Ad hoc Umfragen, die ich bei Medienanlässen immer wieder gerne unternehme, fördern zutage, dass Journalisten Pressemitteilungen kaum noch zur Kenntnis nehmen. Das Mailfach quillt über, die Zeit drängt, und das meiste sei ohnehin unter der Rubrik „Marketinggedöns“ zu verbuchen. Diese Erfahrung kann ich bestätigen, da ich nach wie vor bei den meisten Vermögensverwaltern auf Presseverteilern registriert bin. Es passiert erschreckend selten, dass Mitteilungen von Asset Managern einen wirklichen Mehrwert bieten. (Meldungen über neue Fonds wären theoretisch interessant, aber ich bekomme Produktauflagen über unsere Datenbank viel zielgenauer mit und kann dabei auf PR-Prosa verzichten.)
Doch genau das Unerwartete ist mir am 10. Mai passiert: Eine Mitteilung aus dem Hause UBS Asset Management hat mich sogar regelrecht elektrisiert: „UBS Asset Management senkt Preise für beliebten ETF“, hiess es in einer Aussendung am Mittwoch. Anfang April wurde die Gesamtkostenquote (TER) für den UBS Barclays TIPS 1-10 UCITS ETF beim nicht-währungsgesicherten ETF von 0,20 auf 0,15 Prozent pro Jahr gesenkt, die Kosten für die währungsgesicherten Anteilsklassen gingen von 0,25 auf 0,20 Prozent zurück.

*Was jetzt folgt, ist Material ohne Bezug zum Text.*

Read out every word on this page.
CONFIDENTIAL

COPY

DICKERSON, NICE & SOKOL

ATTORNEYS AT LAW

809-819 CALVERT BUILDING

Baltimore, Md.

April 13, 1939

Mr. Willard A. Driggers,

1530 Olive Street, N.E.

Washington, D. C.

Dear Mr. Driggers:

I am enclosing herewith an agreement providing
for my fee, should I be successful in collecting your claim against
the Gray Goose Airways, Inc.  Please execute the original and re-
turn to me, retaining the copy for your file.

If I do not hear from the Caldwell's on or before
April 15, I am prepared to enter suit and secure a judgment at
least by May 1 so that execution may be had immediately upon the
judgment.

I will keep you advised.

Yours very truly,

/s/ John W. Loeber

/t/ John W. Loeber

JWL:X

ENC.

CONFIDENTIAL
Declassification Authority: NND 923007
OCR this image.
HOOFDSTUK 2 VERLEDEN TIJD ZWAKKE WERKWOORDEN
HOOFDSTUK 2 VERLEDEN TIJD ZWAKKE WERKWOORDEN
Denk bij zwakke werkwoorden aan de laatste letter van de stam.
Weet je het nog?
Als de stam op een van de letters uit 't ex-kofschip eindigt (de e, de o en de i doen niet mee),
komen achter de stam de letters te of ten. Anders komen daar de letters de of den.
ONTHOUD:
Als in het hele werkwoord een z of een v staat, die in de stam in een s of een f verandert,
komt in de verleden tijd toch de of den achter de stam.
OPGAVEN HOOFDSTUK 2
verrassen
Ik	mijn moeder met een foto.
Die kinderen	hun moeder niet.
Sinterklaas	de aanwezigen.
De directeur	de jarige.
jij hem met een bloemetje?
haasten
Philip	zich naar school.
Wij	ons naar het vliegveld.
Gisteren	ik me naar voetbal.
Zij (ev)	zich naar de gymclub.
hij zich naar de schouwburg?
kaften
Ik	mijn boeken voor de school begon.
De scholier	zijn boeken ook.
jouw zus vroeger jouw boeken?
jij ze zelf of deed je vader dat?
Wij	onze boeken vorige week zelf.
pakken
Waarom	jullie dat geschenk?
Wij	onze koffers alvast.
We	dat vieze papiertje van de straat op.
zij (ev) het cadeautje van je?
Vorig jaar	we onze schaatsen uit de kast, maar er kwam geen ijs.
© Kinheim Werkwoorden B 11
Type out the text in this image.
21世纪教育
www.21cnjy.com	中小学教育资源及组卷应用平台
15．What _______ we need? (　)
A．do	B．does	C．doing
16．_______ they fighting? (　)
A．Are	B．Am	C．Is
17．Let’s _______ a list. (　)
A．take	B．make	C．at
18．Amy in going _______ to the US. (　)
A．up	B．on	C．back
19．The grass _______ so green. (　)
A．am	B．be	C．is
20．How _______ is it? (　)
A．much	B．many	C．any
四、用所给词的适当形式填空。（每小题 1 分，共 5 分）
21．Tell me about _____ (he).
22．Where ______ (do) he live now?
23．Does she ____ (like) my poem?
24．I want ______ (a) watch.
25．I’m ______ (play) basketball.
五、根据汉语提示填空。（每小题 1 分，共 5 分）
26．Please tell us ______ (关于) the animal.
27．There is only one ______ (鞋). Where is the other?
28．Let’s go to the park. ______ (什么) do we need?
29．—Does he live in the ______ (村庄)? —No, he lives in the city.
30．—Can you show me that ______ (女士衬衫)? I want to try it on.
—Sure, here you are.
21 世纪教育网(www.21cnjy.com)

Bei ETFs sind die Gebühren seit Jahren rückläufig
Dass ein ETF-Anbieter die Gebühren für einen ETF senkt, ist zunächst nicht weiter spektakulär. Im Gegenteil: Die Gebühren für ETFs in Europa sind in den vergangenen Jahren kontinuierlich gesunken, und zwar in allen Asset Klassen. Beliefen sich die Durchschnittskosten für Aktien-ETFs im Jahr 2014 noch auf 0,43 Prozent, so waren es ein Jahr später 0,41 Prozent, und 2016 mussten Investoren im Schnitt nur noch 0,39 Prozent für einen Aktien-ETF berappen. Bei Rohstoff-ETFs gingen die Kosten im selben Zeitraum von 0,43 Prozent auf 0,36 Prozent zurück, die Gebühren für alternative ETFs sanken zwischen 2014 und 2016 von 0,43 auf 0,4 Prozent. Bei Bond-ETFs ist das Bild nicht so klar: Hier stagnieren die Gebühren seit 2014 bei 0,21 Prozent.
Wir haben immer wieder über das scheinbare Paradoxon berichtet, dass die Gebühren von ETFs viel stärker gesunken sind als die von aktiv verwalteten Fonds, und das, obwohl die Nachfrage nach Indexprodukten viel dynamischer ist. Des Rätsels Lösung ist, dass der Wettbewerb bei ETFs viel besser funktioniert. Trotz des stagnierenden Geschäfts bei aktiv verwalteten Fonds, sind deren Manager eher in der Lage, ihre Preisvorstellungen gegenüber Kunden durchzusetzen als die Anbieter von ETFs. Hier spielen die aus Anlegersicht nach wie vor dysfunktionalen Vertriebsstrukturen in Europa eine wichtige Rolle: So lange der Retail-Vertrieb nicht das Kundeninteresse in den Mittelpunkt rückt, dürfte der Verkauf gleichermassen überteuerter wie durchschnittlicher Allerweltsfonds eher die Regel als die Ausnahme sein. Hier weist der nach wie vor institutionell geprägte ETF-Markt deutlich mehr Elastizität auf!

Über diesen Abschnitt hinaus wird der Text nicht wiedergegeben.